A rendering of the Su-75 Checkmate fighter. Photo: Rostec

Talks over Russia’s Su-75

In addition, the UAE has started talks on co-producing the Su-75 stealth fighter with Russia. If the talks push through, this move would be economically beneficial for the UAE as it attempts to diversify its oil-dependent economy.

The deal also aims to revitalize Russia’s struggling defense industry, which has been hobbled by sanctions, corruption, aging talent, relatively obsolete products and constraints imposed by operating in an administrative rather than commercial market. 

The UAE’s moves come during an impasse over a US$23 billion F-35 fighter jet and Reaper drone deal with the United States, as the UAE rejected US end-user terms to safeguard these sensitive assets from Chinese espionage.

Among US conditions was for the UAE to drop Huawei from its networks before it could receive the sophisticated jets in 2026 or 2027. Emirati officials insisted they needed a longer timetable should they decide to remove Huawei, plus an alternative that is just as affordable. 
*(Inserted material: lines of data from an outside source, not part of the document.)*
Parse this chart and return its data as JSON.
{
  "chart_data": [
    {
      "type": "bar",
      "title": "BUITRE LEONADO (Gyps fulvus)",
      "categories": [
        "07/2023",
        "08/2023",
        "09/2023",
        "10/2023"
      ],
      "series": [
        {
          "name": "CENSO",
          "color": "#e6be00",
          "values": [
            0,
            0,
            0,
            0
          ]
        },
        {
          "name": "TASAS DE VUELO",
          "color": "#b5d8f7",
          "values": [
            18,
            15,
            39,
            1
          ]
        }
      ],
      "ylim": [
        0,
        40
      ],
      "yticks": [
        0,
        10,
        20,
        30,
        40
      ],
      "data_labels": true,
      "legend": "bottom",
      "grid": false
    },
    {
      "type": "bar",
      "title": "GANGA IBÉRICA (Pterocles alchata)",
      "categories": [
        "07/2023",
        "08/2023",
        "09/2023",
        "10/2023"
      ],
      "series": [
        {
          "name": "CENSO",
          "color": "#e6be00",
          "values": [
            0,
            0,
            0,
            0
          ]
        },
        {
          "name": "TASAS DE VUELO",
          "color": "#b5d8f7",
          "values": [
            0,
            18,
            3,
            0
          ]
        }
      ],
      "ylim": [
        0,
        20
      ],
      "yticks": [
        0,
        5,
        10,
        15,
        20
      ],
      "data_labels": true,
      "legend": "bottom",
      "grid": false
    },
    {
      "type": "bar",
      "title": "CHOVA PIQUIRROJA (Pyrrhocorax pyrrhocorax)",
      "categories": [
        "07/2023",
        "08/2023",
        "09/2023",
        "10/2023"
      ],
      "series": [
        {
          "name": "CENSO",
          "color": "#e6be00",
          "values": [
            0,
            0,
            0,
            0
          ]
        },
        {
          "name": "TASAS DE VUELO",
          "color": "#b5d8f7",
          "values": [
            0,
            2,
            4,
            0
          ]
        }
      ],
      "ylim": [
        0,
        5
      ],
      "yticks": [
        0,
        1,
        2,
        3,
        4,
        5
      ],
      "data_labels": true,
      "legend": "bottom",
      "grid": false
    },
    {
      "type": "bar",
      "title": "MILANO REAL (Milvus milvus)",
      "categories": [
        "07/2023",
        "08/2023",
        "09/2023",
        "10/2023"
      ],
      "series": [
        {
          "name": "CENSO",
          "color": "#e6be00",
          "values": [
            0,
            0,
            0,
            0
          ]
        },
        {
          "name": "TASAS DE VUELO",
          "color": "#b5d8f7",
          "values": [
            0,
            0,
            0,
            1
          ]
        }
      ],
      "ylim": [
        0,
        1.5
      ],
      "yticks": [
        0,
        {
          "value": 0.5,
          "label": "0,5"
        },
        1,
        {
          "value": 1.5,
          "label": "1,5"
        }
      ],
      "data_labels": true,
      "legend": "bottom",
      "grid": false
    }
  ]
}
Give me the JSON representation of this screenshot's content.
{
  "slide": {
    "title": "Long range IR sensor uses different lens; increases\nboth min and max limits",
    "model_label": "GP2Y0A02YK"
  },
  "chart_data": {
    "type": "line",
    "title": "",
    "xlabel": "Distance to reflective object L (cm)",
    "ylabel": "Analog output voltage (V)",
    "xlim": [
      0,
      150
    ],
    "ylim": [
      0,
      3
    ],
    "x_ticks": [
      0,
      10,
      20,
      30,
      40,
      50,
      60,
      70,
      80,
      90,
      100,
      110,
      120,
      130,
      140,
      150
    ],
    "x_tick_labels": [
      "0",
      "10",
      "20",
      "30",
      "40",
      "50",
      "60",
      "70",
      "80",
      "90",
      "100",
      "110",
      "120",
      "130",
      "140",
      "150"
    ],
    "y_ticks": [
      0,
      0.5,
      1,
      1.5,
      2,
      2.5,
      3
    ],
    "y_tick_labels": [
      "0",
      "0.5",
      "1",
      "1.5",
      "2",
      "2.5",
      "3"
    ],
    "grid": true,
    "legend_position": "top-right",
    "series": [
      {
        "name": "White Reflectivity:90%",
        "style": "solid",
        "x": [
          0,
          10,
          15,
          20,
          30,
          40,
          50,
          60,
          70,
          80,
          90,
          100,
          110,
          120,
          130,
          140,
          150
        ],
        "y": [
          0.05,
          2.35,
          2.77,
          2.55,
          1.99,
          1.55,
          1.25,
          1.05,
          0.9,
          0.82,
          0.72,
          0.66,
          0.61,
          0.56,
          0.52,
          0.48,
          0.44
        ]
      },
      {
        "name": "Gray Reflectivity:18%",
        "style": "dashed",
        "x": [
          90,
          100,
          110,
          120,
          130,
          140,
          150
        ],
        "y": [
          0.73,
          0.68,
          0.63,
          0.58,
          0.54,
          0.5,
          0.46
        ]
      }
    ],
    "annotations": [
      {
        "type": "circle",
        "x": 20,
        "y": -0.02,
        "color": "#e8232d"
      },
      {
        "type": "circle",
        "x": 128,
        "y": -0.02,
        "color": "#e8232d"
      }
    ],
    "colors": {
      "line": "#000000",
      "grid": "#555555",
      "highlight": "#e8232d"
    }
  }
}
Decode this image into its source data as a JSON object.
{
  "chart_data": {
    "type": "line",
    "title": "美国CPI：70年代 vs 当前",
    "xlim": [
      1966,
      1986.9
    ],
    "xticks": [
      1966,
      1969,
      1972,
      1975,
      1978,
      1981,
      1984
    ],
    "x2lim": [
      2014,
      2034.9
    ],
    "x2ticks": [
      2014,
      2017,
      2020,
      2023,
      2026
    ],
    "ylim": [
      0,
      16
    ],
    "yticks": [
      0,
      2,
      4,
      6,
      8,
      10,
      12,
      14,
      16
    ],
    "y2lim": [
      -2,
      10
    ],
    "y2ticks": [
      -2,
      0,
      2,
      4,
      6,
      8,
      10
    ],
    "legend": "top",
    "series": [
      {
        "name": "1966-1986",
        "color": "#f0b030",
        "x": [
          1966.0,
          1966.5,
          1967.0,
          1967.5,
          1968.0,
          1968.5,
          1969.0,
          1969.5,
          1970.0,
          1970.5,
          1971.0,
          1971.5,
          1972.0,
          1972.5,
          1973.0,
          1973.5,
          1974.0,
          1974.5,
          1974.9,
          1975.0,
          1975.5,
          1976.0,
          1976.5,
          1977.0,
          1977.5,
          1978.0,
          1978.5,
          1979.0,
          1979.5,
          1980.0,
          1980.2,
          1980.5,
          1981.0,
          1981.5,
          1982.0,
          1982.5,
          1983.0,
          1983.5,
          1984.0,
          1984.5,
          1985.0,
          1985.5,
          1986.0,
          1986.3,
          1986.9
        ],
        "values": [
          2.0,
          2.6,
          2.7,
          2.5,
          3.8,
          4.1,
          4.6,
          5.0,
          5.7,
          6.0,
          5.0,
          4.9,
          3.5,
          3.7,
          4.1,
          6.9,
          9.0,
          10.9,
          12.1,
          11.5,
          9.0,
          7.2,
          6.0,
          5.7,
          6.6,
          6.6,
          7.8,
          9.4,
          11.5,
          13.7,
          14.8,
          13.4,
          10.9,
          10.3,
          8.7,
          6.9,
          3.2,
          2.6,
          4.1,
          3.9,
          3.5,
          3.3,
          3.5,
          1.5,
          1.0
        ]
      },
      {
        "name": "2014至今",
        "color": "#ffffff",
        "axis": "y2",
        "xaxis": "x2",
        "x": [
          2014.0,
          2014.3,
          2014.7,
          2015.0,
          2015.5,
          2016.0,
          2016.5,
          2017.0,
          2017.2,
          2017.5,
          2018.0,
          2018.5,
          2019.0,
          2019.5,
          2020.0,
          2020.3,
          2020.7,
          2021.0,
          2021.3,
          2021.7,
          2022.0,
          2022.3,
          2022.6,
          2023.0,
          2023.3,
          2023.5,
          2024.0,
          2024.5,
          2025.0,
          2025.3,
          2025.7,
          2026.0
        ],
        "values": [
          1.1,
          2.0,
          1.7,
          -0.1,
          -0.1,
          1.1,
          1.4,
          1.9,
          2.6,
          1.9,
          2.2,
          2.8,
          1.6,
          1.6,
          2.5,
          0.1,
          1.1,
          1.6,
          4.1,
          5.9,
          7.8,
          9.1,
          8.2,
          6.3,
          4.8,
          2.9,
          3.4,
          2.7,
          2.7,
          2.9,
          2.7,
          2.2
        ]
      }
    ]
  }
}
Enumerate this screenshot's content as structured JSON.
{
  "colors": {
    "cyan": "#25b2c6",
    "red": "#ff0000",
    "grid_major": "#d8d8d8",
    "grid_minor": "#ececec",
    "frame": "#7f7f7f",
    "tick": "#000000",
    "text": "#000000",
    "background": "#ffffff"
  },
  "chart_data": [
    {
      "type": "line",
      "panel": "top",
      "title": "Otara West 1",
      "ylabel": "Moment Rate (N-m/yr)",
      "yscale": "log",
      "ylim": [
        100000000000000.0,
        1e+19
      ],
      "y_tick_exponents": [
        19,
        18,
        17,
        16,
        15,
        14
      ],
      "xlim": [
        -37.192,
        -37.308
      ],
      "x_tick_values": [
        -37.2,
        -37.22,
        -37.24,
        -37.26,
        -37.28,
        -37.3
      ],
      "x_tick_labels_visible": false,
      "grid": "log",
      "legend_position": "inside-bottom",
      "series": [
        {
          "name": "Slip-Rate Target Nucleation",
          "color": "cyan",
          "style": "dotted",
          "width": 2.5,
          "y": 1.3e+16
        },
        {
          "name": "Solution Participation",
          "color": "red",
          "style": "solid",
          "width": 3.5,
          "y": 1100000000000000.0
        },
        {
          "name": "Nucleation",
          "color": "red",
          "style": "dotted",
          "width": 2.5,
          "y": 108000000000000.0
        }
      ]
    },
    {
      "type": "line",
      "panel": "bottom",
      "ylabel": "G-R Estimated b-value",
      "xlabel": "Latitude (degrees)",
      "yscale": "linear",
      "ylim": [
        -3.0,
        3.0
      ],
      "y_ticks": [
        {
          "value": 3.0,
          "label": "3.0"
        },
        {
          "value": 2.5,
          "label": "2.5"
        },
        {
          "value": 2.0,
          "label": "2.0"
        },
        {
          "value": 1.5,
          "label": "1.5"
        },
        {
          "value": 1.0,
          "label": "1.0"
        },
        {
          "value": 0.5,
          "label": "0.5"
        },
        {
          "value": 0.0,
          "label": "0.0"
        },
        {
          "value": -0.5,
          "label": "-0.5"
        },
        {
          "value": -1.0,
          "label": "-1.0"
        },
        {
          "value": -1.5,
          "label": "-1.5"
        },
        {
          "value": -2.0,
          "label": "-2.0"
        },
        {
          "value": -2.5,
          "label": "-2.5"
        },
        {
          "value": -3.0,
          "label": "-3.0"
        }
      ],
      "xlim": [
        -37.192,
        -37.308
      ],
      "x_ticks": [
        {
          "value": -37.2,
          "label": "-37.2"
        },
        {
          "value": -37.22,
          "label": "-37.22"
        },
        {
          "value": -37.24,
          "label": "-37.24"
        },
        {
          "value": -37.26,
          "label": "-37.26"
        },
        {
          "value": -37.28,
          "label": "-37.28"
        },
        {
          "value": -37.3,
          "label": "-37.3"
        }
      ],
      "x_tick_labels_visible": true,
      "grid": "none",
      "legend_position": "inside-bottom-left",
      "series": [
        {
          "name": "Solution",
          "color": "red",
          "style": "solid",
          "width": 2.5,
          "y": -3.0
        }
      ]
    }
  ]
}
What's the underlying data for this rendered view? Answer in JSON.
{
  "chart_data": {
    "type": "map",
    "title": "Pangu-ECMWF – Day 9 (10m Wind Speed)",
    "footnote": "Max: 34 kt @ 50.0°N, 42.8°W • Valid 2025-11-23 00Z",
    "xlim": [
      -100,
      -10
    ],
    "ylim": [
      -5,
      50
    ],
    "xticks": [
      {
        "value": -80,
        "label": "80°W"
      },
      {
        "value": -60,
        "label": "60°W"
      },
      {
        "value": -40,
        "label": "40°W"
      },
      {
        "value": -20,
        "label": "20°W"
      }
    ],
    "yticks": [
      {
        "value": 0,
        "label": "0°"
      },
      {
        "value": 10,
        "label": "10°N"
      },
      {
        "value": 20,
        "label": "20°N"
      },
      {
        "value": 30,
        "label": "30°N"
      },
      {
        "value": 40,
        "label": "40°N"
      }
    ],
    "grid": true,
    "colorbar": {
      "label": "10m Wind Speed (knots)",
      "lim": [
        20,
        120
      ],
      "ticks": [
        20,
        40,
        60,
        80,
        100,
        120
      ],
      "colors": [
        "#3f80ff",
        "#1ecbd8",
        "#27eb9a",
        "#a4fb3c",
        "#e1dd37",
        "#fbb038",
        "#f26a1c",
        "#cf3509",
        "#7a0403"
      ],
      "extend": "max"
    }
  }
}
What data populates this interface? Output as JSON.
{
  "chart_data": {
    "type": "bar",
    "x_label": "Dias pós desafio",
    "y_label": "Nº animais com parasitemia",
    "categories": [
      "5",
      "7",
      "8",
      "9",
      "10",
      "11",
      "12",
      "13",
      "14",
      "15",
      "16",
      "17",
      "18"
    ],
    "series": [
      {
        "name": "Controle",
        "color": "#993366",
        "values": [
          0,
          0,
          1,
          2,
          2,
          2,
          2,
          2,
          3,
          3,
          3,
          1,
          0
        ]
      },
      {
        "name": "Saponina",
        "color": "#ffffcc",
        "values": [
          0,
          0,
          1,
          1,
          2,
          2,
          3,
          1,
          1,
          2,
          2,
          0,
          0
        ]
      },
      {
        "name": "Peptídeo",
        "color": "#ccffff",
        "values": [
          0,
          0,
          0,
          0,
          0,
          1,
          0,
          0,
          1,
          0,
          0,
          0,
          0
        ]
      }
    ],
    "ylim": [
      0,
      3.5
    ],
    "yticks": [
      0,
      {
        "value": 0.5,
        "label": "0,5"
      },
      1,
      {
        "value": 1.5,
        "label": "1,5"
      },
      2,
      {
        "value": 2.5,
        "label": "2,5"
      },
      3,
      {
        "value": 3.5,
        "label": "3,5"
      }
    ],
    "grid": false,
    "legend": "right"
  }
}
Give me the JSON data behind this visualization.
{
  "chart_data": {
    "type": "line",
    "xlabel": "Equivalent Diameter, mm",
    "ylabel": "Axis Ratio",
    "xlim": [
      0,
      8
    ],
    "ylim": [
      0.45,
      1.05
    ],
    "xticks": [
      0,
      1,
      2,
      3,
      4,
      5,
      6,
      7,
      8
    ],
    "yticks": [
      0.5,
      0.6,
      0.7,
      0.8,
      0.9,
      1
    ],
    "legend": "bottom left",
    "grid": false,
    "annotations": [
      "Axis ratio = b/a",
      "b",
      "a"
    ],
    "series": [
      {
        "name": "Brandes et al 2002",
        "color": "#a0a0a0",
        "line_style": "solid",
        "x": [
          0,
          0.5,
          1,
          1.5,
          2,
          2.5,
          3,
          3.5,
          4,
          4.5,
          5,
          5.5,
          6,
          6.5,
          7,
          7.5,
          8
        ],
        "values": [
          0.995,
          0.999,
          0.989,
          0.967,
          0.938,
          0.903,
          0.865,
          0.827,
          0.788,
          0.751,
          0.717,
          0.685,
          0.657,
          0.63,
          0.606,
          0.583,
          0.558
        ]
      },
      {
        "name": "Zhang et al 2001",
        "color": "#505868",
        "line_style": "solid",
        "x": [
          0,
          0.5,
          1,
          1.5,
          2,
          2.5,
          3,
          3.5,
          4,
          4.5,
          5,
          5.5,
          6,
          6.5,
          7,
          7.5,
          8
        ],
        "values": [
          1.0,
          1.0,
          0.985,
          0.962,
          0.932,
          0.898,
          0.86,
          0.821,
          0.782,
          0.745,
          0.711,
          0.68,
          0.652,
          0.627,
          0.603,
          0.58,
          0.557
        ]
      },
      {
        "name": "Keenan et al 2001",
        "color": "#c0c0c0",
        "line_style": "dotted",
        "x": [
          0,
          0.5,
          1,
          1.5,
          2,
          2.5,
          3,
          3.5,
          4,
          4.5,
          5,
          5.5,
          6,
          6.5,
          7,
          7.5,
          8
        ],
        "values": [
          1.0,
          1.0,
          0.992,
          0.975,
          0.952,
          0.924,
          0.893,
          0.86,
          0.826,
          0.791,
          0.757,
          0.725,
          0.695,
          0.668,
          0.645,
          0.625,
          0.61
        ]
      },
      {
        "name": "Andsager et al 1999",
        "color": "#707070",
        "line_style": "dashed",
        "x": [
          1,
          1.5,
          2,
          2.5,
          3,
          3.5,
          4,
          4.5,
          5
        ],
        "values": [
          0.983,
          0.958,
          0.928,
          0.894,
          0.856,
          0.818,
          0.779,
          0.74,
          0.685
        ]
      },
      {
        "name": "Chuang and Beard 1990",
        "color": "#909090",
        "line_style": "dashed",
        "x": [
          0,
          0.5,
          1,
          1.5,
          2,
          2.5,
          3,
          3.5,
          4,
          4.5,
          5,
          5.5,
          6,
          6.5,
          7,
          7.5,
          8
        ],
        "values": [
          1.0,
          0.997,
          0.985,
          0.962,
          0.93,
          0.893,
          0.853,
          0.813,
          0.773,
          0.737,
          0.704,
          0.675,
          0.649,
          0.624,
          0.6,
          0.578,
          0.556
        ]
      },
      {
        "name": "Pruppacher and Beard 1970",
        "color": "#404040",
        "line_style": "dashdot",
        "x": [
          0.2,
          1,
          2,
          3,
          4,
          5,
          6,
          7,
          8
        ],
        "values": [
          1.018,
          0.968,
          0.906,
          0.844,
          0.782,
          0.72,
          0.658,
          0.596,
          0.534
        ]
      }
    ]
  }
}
Despite that, the US remains the UAE’s preferred supplier of military equipment, as the UAE operates a large fleet of F-16 fighters, the backbone of its air force. 

The UAE’s aircraft deals with China, France and Russia point to a determined effort to diversify its arms providers, in view of an uncertain relationship with the US.

The US’ Pivot to Asia shifted its strategic attention from the Middle East to the Asia-Pacific, which meant lesser military resources and assets to address Iran and the threat of terrorism in the region. 

The Trump administration’s demeaning rhetoric towards regional power Saudi Arabia, and the disastrous US withdrawal from Afghanistan, may have also influenced the UAE’s decision to reduce its dependence on the US.

The UAE’s Hunter S-2 drones. Photo: Facebook / The Drive

These may have exposed US profiteering motives from its regional partners and allies and cast doubt over US military commitment. 

In addition, the UAE’s Hunter S-2 drone program may be part of larger efforts to position itself as a leading autonomous weapons exporter. As the UAE is a small but rich country, it can employ autonomous systems as a force multiplier, which is a significant shift from deploying big-ticket items such as the F-35.

The Hunter S-2 drone may be the UAE’s first foray into the export market for autonomous weapons systems, competing with established players such as Israel and Turkey.